Ainda a liberdade!

Esse é também um tema ausente dos debates que preparam as eleições presidenciais: em que medida é que os candidatos se propõem fazer cumprir a Constituição, fazendo com que o Estado devolva à Sociedade civil a sua capacidade e missão de fomentar o pluralismo inclusivo, restitua à mesma sociedade o seu carácter de âmbito público, em vez de monopolizar todos os serviços, identificando a mesma Sociedade com o Estado e dirigindo-a ideologicamente.

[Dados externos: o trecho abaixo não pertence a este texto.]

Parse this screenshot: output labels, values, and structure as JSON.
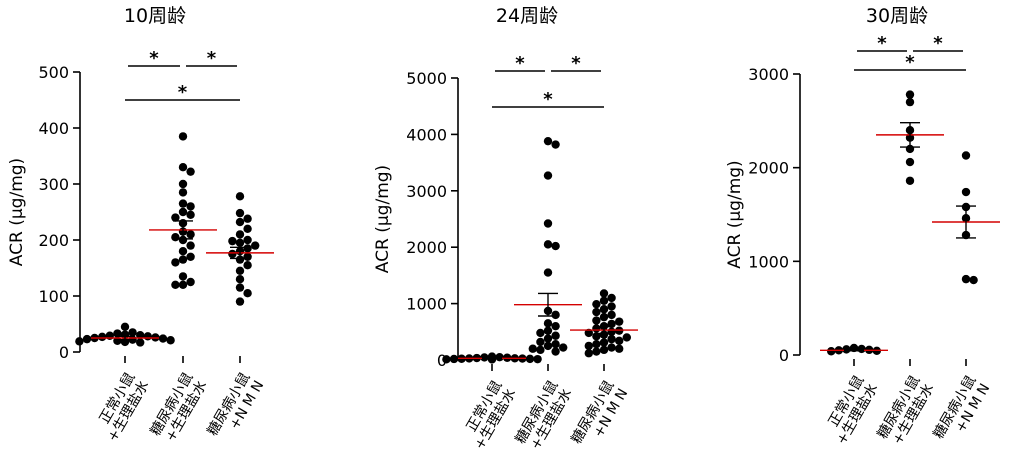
{
  "chart_data": [
    {
      "type": "scatter",
      "title": "10周龄",
      "ylabel": "ACR (μg/mg)",
      "ylim": [
        0,
        500
      ],
      "yticks": [
        0,
        100,
        200,
        300,
        400,
        500
      ],
      "categories": [
        [
          "正常小鼠",
          "+生理盐水"
        ],
        [
          "糖尿病小鼠",
          "+生理盐水"
        ],
        [
          "糖尿病小鼠",
          "+N M N"
        ]
      ],
      "groups": [
        {
          "mean": 25,
          "sem": 3,
          "points": [
            45,
            35,
            33,
            31,
            30,
            29,
            28,
            27,
            26,
            25,
            24,
            23,
            22,
            21,
            20,
            19,
            18,
            17
          ]
        },
        {
          "mean": 218,
          "sem": 16,
          "points": [
            385,
            330,
            322,
            300,
            285,
            265,
            260,
            250,
            245,
            240,
            230,
            215,
            210,
            205,
            200,
            190,
            180,
            170,
            165,
            160,
            135,
            125,
            120,
            120
          ]
        },
        {
          "mean": 177,
          "sem": 10,
          "points": [
            278,
            248,
            238,
            232,
            220,
            210,
            200,
            198,
            195,
            190,
            185,
            180,
            175,
            170,
            165,
            155,
            145,
            130,
            115,
            105,
            90
          ]
        }
      ],
      "significance": [
        {
          "from": 0,
          "to": 1,
          "label": "*"
        },
        {
          "from": 1,
          "to": 2,
          "label": "*"
        },
        {
          "from": 0,
          "to": 2,
          "label": "*"
        }
      ]
    },
    {
      "type": "scatter",
      "title": "24周龄",
      "ylabel": "ACR (μg/mg)",
      "ylim": [
        0,
        5000
      ],
      "yticks": [
        0,
        1000,
        2000,
        3000,
        4000,
        5000
      ],
      "categories": [
        [
          "正常小鼠",
          "+生理盐水"
        ],
        [
          "糖尿病小鼠",
          "+生理盐水"
        ],
        [
          "糖尿病小鼠",
          "+N M N"
        ]
      ],
      "groups": [
        {
          "mean": 30,
          "sem": 5,
          "points": [
            60,
            50,
            45,
            40,
            35,
            30,
            28,
            25,
            22,
            20,
            18,
            15,
            12,
            10
          ]
        },
        {
          "mean": 980,
          "sem": 200,
          "points": [
            3880,
            3820,
            3270,
            2420,
            2050,
            2020,
            1550,
            870,
            800,
            650,
            600,
            520,
            480,
            430,
            380,
            320,
            280,
            250,
            220,
            200,
            180,
            150
          ]
        },
        {
          "mean": 530,
          "sem": 60,
          "points": [
            1180,
            1100,
            1050,
            990,
            950,
            900,
            850,
            800,
            760,
            700,
            680,
            640,
            600,
            560,
            520,
            500,
            480,
            450,
            420,
            400,
            370,
            340,
            310,
            280,
            250,
            220,
            200,
            180,
            150,
            120
          ]
        }
      ],
      "significance": [
        {
          "from": 0,
          "to": 1,
          "label": "*"
        },
        {
          "from": 1,
          "to": 2,
          "label": "*"
        },
        {
          "from": 0,
          "to": 2,
          "label": "*"
        }
      ]
    },
    {
      "type": "scatter",
      "title": "30周龄",
      "ylabel": "ACR (μg/mg)",
      "ylim": [
        0,
        3000
      ],
      "yticks": [
        0,
        1000,
        2000,
        3000
      ],
      "categories": [
        [
          "正常小鼠",
          "+生理盐水"
        ],
        [
          "糖尿病小鼠",
          "+生理盐水"
        ],
        [
          "糖尿病小鼠",
          "+N M N"
        ]
      ],
      "groups": [
        {
          "mean": 50,
          "sem": 5,
          "points": [
            75,
            65,
            60,
            55,
            50,
            45,
            40
          ]
        },
        {
          "mean": 2350,
          "sem": 130,
          "points": [
            2780,
            2700,
            2400,
            2320,
            2200,
            2060,
            1860
          ]
        },
        {
          "mean": 1420,
          "sem": 170,
          "points": [
            2130,
            1740,
            1580,
            1460,
            1280,
            810,
            800
          ]
        }
      ],
      "significance": [
        {
          "from": 0,
          "to": 1,
          "label": "*"
        },
        {
          "from": 1,
          "to": 2,
          "label": "*"
        },
        {
          "from": 0,
          "to": 2,
          "label": "*"
        }
      ]
    }
  ],
  "colors": {
    "points": "#000000",
    "mean_line": "#d40000",
    "axis": "#000000"
  }
}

E não basta privatizar serviços, transformando-os em empresas sob a mesma tutela do Estado. Não se trata de fazer concessões de autonomia. Trata-se, isso sim, de fazer com que o Estado se assuma apenas como serviço à iniciativa da Sociedade, coordenando-a e fomentando-a. Apenas a título supletivo a iniciativa deveria ser do Estado, em circunstâncias em que a Sociedade não se revele capaz de projectar e agir.

Vivemos num regime de opressão, sob a capa da democracia. É um círculo vicioso: os interesses corporativos, que o Estado criou, protegem e subjugam, a um tempo, o mesmo Estado, impondo-lhe a presença, a direcção de toda a vida pública; e este, manietado, reforça esses interesses corporativos, estrangulando toda a forma de iniciativa particular, mesmo de reconhecido serviço público.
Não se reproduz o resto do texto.